Person B: "I dunno, inode seems a bit dangerous."
Person A: "Well, what would be better?"
Person B: "Yeah, good question. I guess I can't think what specifically is wrong with it, I just have a general bad feeling about it."
Person A: "But at least it guarantees you'll download a new one if it's changed. The worst that happens is you download more often than you need to, and anybody who knows they don't have to worry about it can just turn it off."
Person B: "Yeah, that makes sense. It's probably fine for most cases, and it seems better than the easy alternatives."
Disclaimer: I don't have any inside knowledge about what the Apache implementers could have been thinking. This is all just hand-wavy guessing, and trying to make up a plausible story. But I've certainly seen this kind of thing happen often enough.

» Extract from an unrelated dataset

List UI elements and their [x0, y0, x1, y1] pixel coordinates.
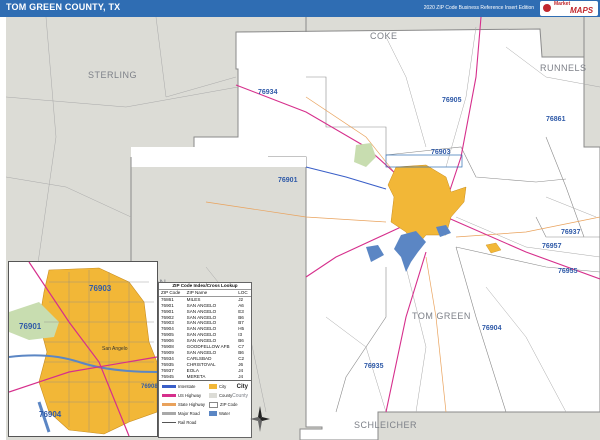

You never know what it was that you didn't think of (in this case, that redundant load-balanced servers serving the same files was more typical than having to worry about size+time collisions). The load balancer isn't part of apache, which makes it easier to make such an oversight.
Plus, the failure mode here is that you didn't make perfectly efficient use of the cache (NOT that you got wrong data), which is arguably better, though annoying. Which suggests that even if they did think of it, they could reasonably assume somebody with enough interest to set up a load balancer would also be ok with tuning their configuration details.
PS: It's not about standards. Nothing specifies how you should calculate the etag, just that it should be enough to tell whether the contents have changed, with high probability.